Before I ran that command, I went to the movie preferences dialog (6th gallery image above), and made sure the Embedded Alpha movie preference was set to the Selection option. Doing so means that the embedded alpha channel for each frame will be whatever is in the current selection buffer when the PASeq renders out a finsihed output movie frame. Don’t forget this set of this procedure is not going to work properly, since we’re building a mask in the selection buffer we want to be the embedded alpha channel for each frame.
I also made sure I was using an output movie coded that supports an embedded alpha channel. I used the animation codec with the Millions of Colors + Depth option (as shown in the 7th gallery image above). Not all movie codecs support embedded alpha channels.

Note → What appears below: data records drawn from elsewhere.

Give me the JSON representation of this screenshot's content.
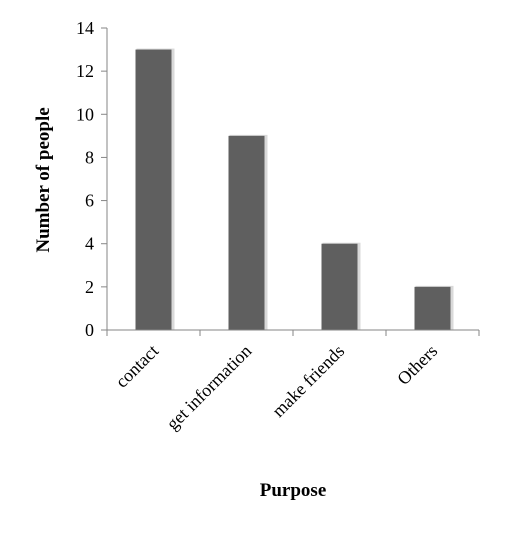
{
  "chart_data": {
    "type": "bar",
    "title": "",
    "xlabel": "Purpose",
    "ylabel": "Number of people",
    "categories": [
      "contact",
      "get information",
      "make friends",
      "Others"
    ],
    "values": [
      13,
      9,
      4,
      2
    ],
    "ylim": [
      0,
      14
    ],
    "yticks": [
      0,
      2,
      4,
      6,
      8,
      10,
      12,
      14
    ],
    "grid": false,
    "legend": "none",
    "bar_color": "#5f5f5f",
    "axis_color": "#868686"
  }
}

At this point I had a new movie brush file that I could load into my original movie brush paint synthesizer preset. I could then use the Source Alpha Brush option for the Brush Type, as discussed above to generate my movie brush paint nibs. So the shape and Fill From-Fill To blend of the paint nib is defined by the movie brush’s embedded alpha channel, while the Fill From parameter is set to the Brush Image so that the individual objects in the movie brush draw without any white fringing. And Fill To is set to the Canvas Image so the edges of the embedded alpha channel will blend to the existing canvas at the edges of the object paint nibs.
I hope the detailed explanation above gives you some insight into why white fringes were originally seen with this particular movie brush and the paint synthesizer settings that were used to draw with it. And the approach we took to eliminate the white fringing effects. Also, I hope the explanation gives you a better understanding into how the Source Brush (be it computational or image or movie source brush) interacts with the Paint Fill Setup control panel settings to define a paint nib for painting.